Monday 8 April 2013

Khotbah Imamat 25:8-17, Minggu 21 April 2013

Introitus : 
Jadi akhirnya, saudara-saudara, semua yang benar, semua yang mulia, semua yang adil, semua yang suci, semua yang manis, semua yang sedap didengar, semua yang disebut kebajikan dan patut dipuji, pikirkanlah semuanya itu (Filipi 4:8).

Bacaan : Mazmur 66:1-7; Khotbah : Imamat 25:8-17

Thema : Kita Dibebaskan Untuk Membebaskan

Jemaat yang dikasihi Tuhan!
Dalam minggu gerejawi, hari ini disebut Minggu Jubilate (Bahasa Latin Jubilate artinya Bersorak-sorailah) seperti Mazmur 66:1 “Bersorak-sorailah bagi Allah, hai seluruh bumi”. Mengapa bersorak-sorai? Karena Allah telah menolong Israel. Dalam ayat 6 Ia mengubah laut menjadi tanah kering, dan orang-orang itu berjalan kaki menyeberangi sungai. Oleh sebab itu kita bersukacita karena Dia. Hal ini menunjuk kepada peristiwa ketika orang Israel menyeberangi Laut Teberau yang kering sesudah mereka meninggalkan Mesir. Karya Allah yang luar biasa dalam perjalanan bangsa Israel.

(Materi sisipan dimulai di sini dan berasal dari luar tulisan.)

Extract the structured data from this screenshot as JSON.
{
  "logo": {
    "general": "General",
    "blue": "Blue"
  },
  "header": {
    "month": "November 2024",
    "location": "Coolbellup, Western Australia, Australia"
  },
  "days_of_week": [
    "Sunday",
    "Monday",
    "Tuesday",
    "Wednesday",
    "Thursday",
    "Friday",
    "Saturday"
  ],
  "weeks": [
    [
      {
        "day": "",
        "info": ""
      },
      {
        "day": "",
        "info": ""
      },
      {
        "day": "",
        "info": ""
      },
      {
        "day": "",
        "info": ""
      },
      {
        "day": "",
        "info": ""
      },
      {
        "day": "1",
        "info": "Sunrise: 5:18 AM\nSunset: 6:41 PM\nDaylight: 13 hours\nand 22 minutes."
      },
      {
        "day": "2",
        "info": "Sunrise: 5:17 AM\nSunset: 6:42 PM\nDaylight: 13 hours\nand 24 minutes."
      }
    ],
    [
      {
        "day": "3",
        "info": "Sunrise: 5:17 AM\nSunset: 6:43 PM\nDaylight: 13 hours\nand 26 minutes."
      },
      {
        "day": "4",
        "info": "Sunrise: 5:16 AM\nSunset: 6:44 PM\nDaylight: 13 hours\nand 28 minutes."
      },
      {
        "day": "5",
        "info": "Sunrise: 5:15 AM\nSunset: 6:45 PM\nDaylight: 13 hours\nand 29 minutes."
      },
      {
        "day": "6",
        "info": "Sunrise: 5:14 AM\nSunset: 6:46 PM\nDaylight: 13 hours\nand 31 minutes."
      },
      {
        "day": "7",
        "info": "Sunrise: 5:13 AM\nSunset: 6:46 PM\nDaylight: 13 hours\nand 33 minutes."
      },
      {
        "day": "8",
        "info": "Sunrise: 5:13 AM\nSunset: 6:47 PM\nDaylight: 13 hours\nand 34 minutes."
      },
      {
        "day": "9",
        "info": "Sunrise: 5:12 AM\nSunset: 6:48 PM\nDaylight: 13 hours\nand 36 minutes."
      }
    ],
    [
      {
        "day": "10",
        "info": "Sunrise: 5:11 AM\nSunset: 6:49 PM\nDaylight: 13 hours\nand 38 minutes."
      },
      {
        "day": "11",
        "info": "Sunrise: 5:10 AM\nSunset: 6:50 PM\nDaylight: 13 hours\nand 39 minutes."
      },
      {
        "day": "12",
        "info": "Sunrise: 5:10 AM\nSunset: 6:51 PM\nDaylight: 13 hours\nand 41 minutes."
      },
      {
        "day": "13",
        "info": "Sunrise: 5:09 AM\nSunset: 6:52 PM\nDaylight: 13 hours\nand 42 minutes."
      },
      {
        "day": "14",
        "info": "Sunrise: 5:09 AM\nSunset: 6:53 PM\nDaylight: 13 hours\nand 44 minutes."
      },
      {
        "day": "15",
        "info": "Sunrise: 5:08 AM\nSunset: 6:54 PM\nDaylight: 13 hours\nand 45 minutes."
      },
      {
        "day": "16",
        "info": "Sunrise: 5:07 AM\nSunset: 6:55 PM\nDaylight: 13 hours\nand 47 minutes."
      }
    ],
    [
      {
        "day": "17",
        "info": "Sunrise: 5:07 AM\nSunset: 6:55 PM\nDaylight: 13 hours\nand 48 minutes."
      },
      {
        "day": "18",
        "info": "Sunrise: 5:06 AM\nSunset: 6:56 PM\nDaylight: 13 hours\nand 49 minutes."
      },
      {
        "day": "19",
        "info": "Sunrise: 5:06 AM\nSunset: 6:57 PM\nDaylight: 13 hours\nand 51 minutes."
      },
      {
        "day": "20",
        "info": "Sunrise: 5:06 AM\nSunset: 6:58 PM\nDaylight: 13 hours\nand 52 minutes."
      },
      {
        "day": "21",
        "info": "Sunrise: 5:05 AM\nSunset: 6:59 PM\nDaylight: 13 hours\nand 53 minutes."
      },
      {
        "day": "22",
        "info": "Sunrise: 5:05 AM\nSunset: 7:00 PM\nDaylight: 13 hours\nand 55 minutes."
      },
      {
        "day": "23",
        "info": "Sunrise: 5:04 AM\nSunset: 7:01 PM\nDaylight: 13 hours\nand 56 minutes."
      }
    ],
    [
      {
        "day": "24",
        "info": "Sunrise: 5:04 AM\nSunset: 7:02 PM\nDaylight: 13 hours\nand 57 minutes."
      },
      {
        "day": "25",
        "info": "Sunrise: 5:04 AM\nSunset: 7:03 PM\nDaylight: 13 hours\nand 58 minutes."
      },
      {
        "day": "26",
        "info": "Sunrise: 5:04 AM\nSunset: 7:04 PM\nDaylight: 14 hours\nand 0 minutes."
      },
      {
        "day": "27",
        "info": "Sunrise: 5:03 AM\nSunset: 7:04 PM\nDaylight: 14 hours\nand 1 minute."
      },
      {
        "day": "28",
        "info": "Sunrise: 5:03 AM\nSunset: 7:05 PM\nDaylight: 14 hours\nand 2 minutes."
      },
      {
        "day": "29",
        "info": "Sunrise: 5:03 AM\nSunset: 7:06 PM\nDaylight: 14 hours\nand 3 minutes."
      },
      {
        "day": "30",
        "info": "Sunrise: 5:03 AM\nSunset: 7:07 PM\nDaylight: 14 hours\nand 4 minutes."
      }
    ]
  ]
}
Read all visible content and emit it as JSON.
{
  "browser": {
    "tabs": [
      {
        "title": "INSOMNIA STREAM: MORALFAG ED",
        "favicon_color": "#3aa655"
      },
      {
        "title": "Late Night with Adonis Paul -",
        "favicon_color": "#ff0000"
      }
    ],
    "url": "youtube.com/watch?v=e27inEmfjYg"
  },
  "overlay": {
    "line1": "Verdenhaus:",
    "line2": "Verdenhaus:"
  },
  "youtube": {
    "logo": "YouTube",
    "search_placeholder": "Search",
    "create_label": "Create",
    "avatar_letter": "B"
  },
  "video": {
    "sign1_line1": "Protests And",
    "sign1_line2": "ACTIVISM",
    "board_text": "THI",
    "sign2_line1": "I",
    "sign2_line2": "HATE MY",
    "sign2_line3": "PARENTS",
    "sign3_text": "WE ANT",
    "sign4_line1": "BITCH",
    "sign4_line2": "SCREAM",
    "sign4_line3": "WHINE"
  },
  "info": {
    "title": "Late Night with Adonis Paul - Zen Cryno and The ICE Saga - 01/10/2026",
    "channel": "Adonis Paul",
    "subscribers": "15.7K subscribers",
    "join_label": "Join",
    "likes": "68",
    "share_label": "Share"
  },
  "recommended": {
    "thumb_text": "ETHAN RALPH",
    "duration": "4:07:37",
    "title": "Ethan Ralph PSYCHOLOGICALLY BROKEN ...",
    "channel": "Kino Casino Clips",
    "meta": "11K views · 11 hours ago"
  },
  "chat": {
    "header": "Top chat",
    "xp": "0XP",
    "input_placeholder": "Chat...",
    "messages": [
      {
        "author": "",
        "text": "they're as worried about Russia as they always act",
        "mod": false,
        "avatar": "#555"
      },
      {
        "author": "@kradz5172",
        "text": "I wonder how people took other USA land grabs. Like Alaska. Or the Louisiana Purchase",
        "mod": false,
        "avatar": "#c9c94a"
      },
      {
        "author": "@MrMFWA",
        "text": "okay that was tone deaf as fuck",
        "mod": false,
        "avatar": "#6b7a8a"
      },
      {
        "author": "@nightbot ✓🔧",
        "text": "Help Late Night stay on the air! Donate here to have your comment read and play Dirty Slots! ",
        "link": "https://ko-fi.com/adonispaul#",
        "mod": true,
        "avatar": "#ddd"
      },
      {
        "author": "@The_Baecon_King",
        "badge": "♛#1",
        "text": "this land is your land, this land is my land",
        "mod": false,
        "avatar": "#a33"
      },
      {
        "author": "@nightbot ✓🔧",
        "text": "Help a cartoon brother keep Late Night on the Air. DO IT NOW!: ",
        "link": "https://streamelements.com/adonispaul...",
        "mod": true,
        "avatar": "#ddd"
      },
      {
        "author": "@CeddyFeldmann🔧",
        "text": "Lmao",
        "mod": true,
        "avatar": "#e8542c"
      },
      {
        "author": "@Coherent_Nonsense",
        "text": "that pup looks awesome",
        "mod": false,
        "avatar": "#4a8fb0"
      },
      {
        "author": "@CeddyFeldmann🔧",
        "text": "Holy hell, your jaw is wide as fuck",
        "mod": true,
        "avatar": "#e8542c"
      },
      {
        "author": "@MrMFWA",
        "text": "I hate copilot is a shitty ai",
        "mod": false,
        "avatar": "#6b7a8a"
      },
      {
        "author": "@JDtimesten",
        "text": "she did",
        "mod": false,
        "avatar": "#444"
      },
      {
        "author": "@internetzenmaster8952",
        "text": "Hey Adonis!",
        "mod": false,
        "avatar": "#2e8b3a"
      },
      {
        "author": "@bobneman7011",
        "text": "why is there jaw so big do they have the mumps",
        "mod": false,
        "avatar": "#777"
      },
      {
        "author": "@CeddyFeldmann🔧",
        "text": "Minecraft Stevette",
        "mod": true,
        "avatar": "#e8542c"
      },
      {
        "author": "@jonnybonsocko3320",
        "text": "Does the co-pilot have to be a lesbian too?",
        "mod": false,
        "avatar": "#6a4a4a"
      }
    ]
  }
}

Jemaat yang dikasihi Tuhan!
Kitab Imamat yang menjadi perenungan kita dalam Minggu Jubilate ini adalah kitab ketiga dari Taurat Musa. Disebut Imamat sebab hampir seluruh kitab ini memuat hal-hal yang berhubungan dengan tugas-tugas para imam. Dan khusus pasal 25:8-17 berkaitan seputar Tahun Yobel. Perayaan setiap tujuh tahun, dan terutama setiap 50 tahun, setelah 7 x 7 tahun. Budak-budak Yahudi harus dibebaskan dan tanah-tanah yang tergadai dikembalikan. Selama tahun tersebut, tanah dikembalikan kepada pemilik semula (25:11, 13). Ini dilakukan supaya tiap suku Israel bisa mempertahankan tanah yang diberikan kepada mereka ketika pertama sekali memasuki Tanah Kanaan (Bil.34:1-29). Selama tahun itu juga, utang harus dihapuskan dan tiap tanaman yang tumbuh sendiri dibiarkan untuk orang miskin (Ul.15:1-11). Hal ini merupakan gagasan ideal ketimbang praktek aktual, meskipun paling tidak, hal tersebut mencegah meluasnya perdagangan budak. Kata yobel berasal dari bahasa Ibrani yang berarti terompet. Nama Tahun Yobel itu diambil dari kebiasaan mengumumkan pembukaan tahun itu dengan membunyikan sangkakala yang disebut “yobel”. Tahun Yobel disinggung dalam Yes.61:1-2 yaitu menyampaikan kabar baik kepada orang-orang sengsara dan merawat orang-orang yang remuk hati, untuk memberitakan pembebasan kepada orang-orang tertawan, dan kepada orang-orang yang terkurung kelepasan dari penjara, untuk memberitakan tahun rahmat Tuhan.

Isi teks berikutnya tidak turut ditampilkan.